Counterproofs of drawings are made by dampening a sheet of blank paper and placing it against a chalk or crayon drawing (which might also be moistened) and rubbing, or, ideally, running it through a press, so that the chalk will transfer to the blank page. A mirror image of the original is created this way. Counterproofs are also known as offsets. In the example illustrated below, Nicolaes Pietersz. Berchem (1622 – 1683) created the drawing (right) and counterproof (left) on the same sheet. More commonly, a drawing and its counterproof would be on two different sheets of paper. The counterproof would have aided Berchem in his preparation of the etching plate. Berchem’s 1652 etching, for which the drawing and counterproof were used, is also illustrated below.
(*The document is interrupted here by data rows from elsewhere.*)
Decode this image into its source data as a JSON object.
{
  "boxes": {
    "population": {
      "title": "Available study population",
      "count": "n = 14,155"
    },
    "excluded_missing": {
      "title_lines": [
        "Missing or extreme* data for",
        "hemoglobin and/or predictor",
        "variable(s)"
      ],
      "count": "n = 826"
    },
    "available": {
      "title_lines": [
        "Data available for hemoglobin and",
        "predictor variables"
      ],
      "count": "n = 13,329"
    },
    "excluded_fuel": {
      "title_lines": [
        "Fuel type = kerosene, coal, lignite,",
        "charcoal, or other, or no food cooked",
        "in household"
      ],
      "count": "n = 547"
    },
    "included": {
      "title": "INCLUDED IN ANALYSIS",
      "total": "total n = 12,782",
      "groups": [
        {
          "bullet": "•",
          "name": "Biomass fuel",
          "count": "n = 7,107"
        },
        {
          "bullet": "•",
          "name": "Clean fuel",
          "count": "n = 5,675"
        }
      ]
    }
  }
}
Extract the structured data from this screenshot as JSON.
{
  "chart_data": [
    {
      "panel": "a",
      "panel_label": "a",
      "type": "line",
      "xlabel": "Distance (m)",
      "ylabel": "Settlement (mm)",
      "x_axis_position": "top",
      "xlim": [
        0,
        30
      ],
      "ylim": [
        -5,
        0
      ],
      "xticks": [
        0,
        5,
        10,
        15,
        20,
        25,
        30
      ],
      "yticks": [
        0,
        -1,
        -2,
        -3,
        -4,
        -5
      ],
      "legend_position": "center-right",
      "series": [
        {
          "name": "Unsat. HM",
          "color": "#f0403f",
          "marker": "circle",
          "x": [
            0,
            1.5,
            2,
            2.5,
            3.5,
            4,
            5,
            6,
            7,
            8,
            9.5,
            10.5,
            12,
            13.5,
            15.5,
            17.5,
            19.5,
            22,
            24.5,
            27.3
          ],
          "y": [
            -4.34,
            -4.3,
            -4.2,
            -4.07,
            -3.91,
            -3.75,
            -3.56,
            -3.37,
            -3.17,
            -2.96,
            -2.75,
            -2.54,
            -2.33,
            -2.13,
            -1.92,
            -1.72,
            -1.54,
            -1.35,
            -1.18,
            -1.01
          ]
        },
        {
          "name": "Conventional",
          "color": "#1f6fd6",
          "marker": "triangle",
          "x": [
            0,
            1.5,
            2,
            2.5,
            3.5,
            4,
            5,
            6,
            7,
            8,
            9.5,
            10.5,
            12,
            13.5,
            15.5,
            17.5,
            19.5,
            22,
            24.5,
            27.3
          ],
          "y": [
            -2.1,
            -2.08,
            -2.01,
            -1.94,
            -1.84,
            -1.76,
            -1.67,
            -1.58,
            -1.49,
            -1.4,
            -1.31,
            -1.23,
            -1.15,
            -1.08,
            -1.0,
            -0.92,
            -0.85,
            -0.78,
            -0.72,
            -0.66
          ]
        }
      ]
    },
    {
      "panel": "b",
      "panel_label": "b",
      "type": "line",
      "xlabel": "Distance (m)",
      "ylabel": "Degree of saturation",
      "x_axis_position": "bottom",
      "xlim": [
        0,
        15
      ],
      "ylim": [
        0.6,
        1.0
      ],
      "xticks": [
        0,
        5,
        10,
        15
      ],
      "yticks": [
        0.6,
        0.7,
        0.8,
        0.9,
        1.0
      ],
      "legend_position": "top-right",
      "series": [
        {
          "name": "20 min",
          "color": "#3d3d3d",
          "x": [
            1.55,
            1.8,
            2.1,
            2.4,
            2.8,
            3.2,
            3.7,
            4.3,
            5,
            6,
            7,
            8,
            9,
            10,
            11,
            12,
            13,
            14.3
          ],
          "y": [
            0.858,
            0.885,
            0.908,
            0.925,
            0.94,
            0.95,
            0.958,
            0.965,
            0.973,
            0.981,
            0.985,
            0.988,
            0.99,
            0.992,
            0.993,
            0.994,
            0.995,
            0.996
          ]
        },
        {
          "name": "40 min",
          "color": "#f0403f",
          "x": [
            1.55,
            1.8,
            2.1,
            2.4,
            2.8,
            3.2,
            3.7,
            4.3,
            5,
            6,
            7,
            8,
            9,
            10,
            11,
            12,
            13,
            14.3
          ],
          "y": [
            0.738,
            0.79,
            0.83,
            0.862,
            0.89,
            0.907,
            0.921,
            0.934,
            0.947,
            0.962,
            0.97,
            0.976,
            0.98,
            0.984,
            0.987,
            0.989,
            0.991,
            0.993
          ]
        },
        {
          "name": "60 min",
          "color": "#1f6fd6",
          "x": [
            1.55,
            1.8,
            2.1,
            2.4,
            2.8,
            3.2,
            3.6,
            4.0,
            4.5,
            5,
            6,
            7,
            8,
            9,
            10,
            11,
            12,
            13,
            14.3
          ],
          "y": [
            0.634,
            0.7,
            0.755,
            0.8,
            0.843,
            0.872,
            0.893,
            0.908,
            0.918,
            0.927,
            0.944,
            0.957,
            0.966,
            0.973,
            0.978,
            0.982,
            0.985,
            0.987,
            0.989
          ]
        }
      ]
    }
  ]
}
Counterproofs are mostly used by artists involved in printmaking. Counterproofs of prints must be made immediately after the print is taken off the press, while the ink is still wet. Counterproofs of drawings can be taken decades and hundreds of years later–as was the case in the 18th century when counterproofs were made of earlier drawings, even 16th century drawings. At least some of these counterproofs were meant to deceive and were sold as original drawings. Others would have been innocently made–with the thinking that having two great images is better than having just one. The trouble is that drawings are weakened through the process of counterproofing–chalk dust is transferred away from the drawing to the counterproof. The 18th century artists Jean-Honoré Fragonard (1732 – 1806) and Hubert Robert (1733 – 1808) often made counterproofs of their own drawings and would then rework the counterproof and, sometimes, the original. Collectors far prefer an original to a counterproof, even a reworked counterproof.
Evenness of tone, faintness, hatching direction, backwards lettering, and creased paper are telltale signs of counterproofs. The greatest proof is seeing the stronger original in the opposite direction.